I do, however, have some issues with baloo indexer.

Sadly, it treats similar (national, like Polish) letters as different- sometimes. While they are different, it is not uncommon to avoid using them in filenames to save yourself some problems (admitedly, it's more of the old behaviour, as code pages were a massive PITA). Anyway, letters 'l' and 'ł' ('l' with a stroke) are not considered similar enough (even when 'l' is sometimes used when using 'ł' is inconvenient), yet letters 'e' and 'ę' ('e' with a tail) are considered similar (i.e. the search results for words with 'ę' /like: "się"/ also include phrase 'sie').

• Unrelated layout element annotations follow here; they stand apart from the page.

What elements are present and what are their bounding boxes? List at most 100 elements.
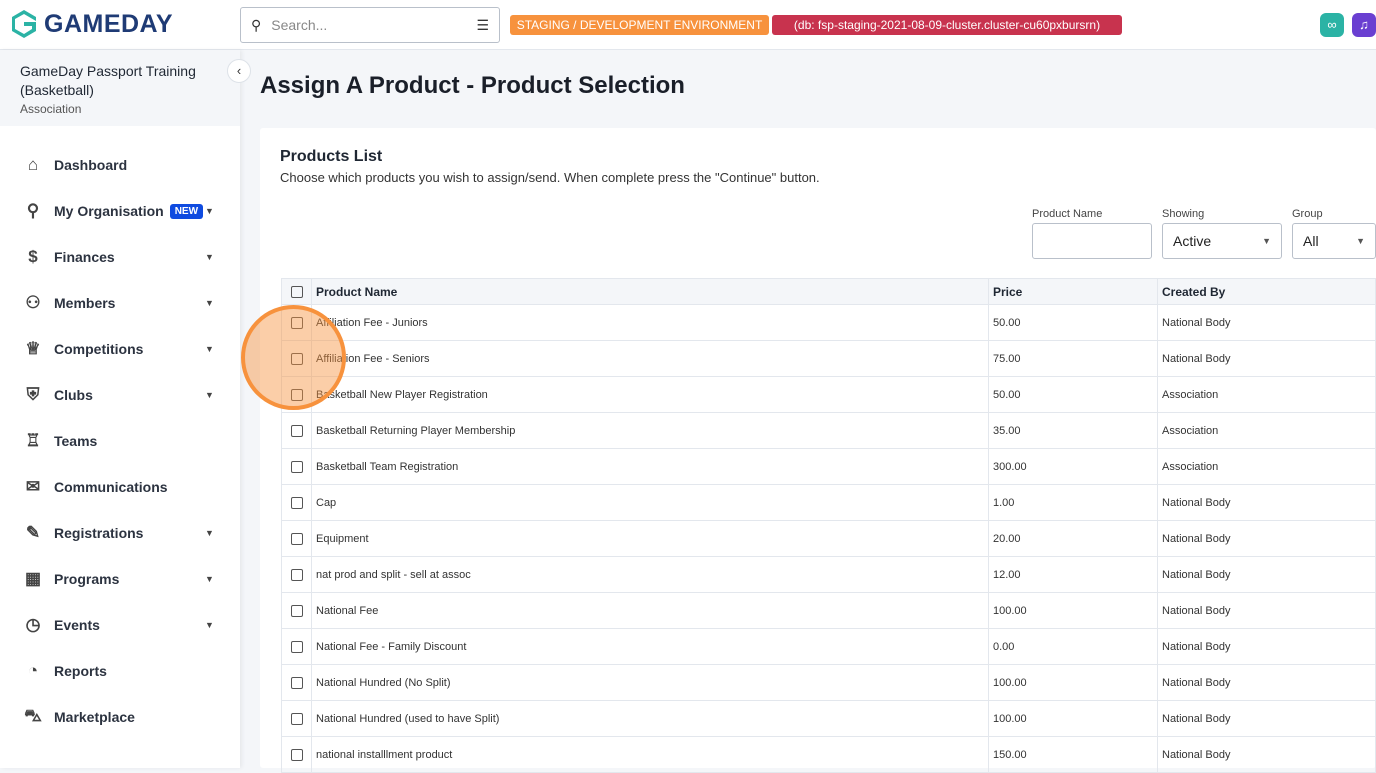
product-name-filter: Product Name (1032, 208, 1152, 259)
product-name-cell: National Hundred (used to have Split) (311, 700, 989, 737)
product-name-cell: National Hundred (No Split) (311, 664, 989, 701)
sidebar-item-competitions[interactable]: ♕ Competitions ▼ (0, 326, 240, 372)
sidebar-item-my-organisation[interactable]: ⚲ My Organisation NEW ▼ (0, 188, 240, 234)
sidebar-item-dashboard[interactable]: ⌂ Dashboard (0, 142, 240, 188)
shop-app-icon[interactable]: ♫ (1352, 13, 1376, 37)
club-icon: ⛨ (26, 385, 40, 404)
created-by-cell: National Body (1157, 664, 1376, 701)
trophy-icon: ♕ (25, 339, 41, 358)
price-cell: 0.00 (988, 628, 1158, 665)
sidebar-item-events[interactable]: ◷ Events ▼ (0, 602, 240, 648)
caret-down-icon[interactable]: ▼ (205, 620, 214, 630)
table-row[interactable]: Affiliation Fee - Juniors 50.00 National… (281, 304, 1376, 341)
caret-down-icon[interactable]: ▼ (205, 206, 214, 216)
column-header-created-by[interactable]: Created By (1157, 278, 1376, 305)
jersey-icon: ♖ (25, 431, 41, 450)
select-value: Active (1173, 233, 1212, 249)
product-name-cell: Equipment (311, 520, 989, 557)
column-header-product-name[interactable]: Product Name (311, 278, 989, 305)
row-checkbox[interactable] (290, 388, 303, 401)
table-row[interactable]: National Hundred (No Split) 100.00 Natio… (281, 664, 1376, 701)
filter-label: Product Name (1032, 208, 1103, 220)
organisation-header: GameDay Passport Training (Basketball) A… (0, 50, 240, 126)
pie-chart-icon: ◔ (27, 661, 39, 680)
select-all-checkbox[interactable] (290, 286, 303, 299)
created-by-cell: Association (1157, 412, 1376, 449)
row-checkbox[interactable] (290, 712, 303, 725)
row-checkbox[interactable] (290, 316, 303, 329)
form-icon: ✎ (25, 523, 41, 542)
row-checkbox[interactable] (290, 604, 303, 617)
table-row[interactable]: national installlment product 150.00 Nat… (281, 736, 1376, 773)
logo[interactable]: GAMEDAY (10, 9, 173, 39)
team-app-icon[interactable]: ∞ (1320, 13, 1344, 37)
table-row[interactable]: Basketball Returning Player Membership 3… (281, 412, 1376, 449)
sidebar-item-programs[interactable]: ▦ Programs ▼ (0, 556, 240, 602)
chat-icon: ✉ (25, 477, 41, 496)
table-row[interactable]: National Hundred (used to have Split) 10… (281, 700, 1376, 737)
price-cell: 100.00 (988, 664, 1158, 701)
dollar-icon: $ (28, 247, 38, 266)
org-chart-icon: ⚲ (26, 201, 40, 220)
sidebar-item-teams[interactable]: ♖ Teams (0, 418, 240, 464)
table-row[interactable]: Basketball Team Registration 300.00 Asso… (281, 448, 1376, 485)
caret-down-icon[interactable]: ▼ (205, 574, 214, 584)
row-checkbox[interactable] (290, 748, 303, 761)
sidebar-item-label: Events (54, 617, 100, 633)
table-row[interactable]: National Fee - Family Discount 0.00 Nati… (281, 628, 1376, 665)
created-by-cell: National Body (1157, 484, 1376, 521)
caret-down-icon[interactable]: ▼ (205, 528, 214, 538)
caret-down-icon[interactable]: ▼ (205, 344, 214, 354)
sidebar-item-label: Marketplace (54, 709, 135, 725)
table-row[interactable]: nat prod and split - sell at assoc 12.00… (281, 556, 1376, 593)
filter-label: Group (1292, 208, 1323, 220)
sidebar-item-label: Programs (54, 571, 120, 587)
group-select[interactable]: All ▼ (1292, 223, 1376, 259)
row-checkbox[interactable] (290, 640, 303, 653)
row-checkbox[interactable] (290, 460, 303, 473)
sidebar-item-clubs[interactable]: ⛨ Clubs ▼ (0, 372, 240, 418)
caret-down-icon[interactable]: ▼ (205, 298, 214, 308)
sidebar-item-marketplace[interactable]: ⛍ Marketplace (0, 694, 240, 740)
row-checkbox[interactable] (290, 676, 303, 689)
created-by-cell: National Body (1157, 556, 1376, 593)
sidebar-item-reports[interactable]: ◔ Reports (0, 648, 240, 694)
filter-sliders-icon[interactable]: ☰ (476, 16, 489, 33)
sidebar-item-communications[interactable]: ✉ Communications (0, 464, 240, 510)
search-input[interactable]: ⚲ Search... ☰ (240, 7, 500, 43)
sidebar-item-label: Competitions (54, 341, 144, 357)
created-by-cell: National Body (1157, 340, 1376, 377)
sidebar-item-members[interactable]: ⚇ Members ▼ (0, 280, 240, 326)
column-header-price[interactable]: Price (988, 278, 1158, 305)
row-checkbox[interactable] (290, 496, 303, 509)
table-row[interactable]: National Fee 100.00 National Body (281, 592, 1376, 629)
sidebar-item-label: Finances (54, 249, 115, 265)
collapse-sidebar-button[interactable]: ‹ (227, 59, 251, 83)
showing-select[interactable]: Active ▼ (1162, 223, 1282, 259)
sidebar-item-registrations[interactable]: ✎ Registrations ▼ (0, 510, 240, 556)
row-checkbox[interactable] (290, 424, 303, 437)
product-name-cell: national installlment product (311, 736, 989, 773)
sidebar-item-finances[interactable]: $ Finances ▼ (0, 234, 240, 280)
row-checkbox[interactable] (290, 532, 303, 545)
price-cell: 1.00 (988, 484, 1158, 521)
created-by-cell: National Body (1157, 736, 1376, 773)
table-row[interactable]: Basketball New Player Registration 50.00… (281, 376, 1376, 413)
caret-down-icon[interactable]: ▼ (205, 252, 214, 262)
row-checkbox[interactable] (290, 568, 303, 581)
table-row[interactable]: Equipment 20.00 National Body (281, 520, 1376, 557)
sidebar-nav: ⌂ Dashboard ⚲ My Organisation NEW ▼ $ Finances ▼… (0, 126, 240, 740)
select-all-cell (281, 278, 312, 305)
product-name-input[interactable] (1032, 223, 1152, 259)
card-description: Choose which products you wish to assign… (280, 170, 820, 185)
price-cell: 75.00 (988, 340, 1158, 377)
gameday-logo-icon (12, 10, 36, 38)
table-row[interactable]: Cap 1.00 National Body (281, 484, 1376, 521)
table-row[interactable]: Affiliation Fee - Seniors 75.00 National… (281, 340, 1376, 377)
row-checkbox[interactable] (290, 352, 303, 365)
card-title: Products List (280, 148, 383, 165)
product-name-cell: Affiliation Fee - Juniors (311, 304, 989, 341)
sidebar-item-label: Communications (54, 479, 168, 495)
caret-down-icon[interactable]: ▼ (205, 390, 214, 400)
logo-text: GAMEDAY (44, 9, 173, 38)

Operating System: Kubuntu 21.04
KDE Plasma Version: 5.21.4
KDE Frameworks Version: 5.80.0
Qt Version: 5.15.2
Kernel Version: 5.11.0-16-generic
OS Type: 64-bit
Graphics Platform: X11
Processors: 4 × AMD PRO A12-9800B R7, 12 COMPUTE CORES 4C+8G
Memory: 14.6 GiB of RAM
Graphics Processor: AMD Radeon R7 Graphics

kde installed from the official repository
Comment 1 Stefan Brüns 2021-05-08 19:48:03 UTC
Baloo relies on decomposition according to the Unicode standard. E.g. the letter ä has an equivalent decomposition 'a + diaresis' (diaresis: "dots"). 'ł' has no equivalent.

You can see all the equivalents either in the Unicode standard, or with KCharSelect.

If you think this is wrong, please report it to the Unicode consortium. Baloo is not able to and thus wont maintain a list of exceptions to the ever evolving Unicode standard.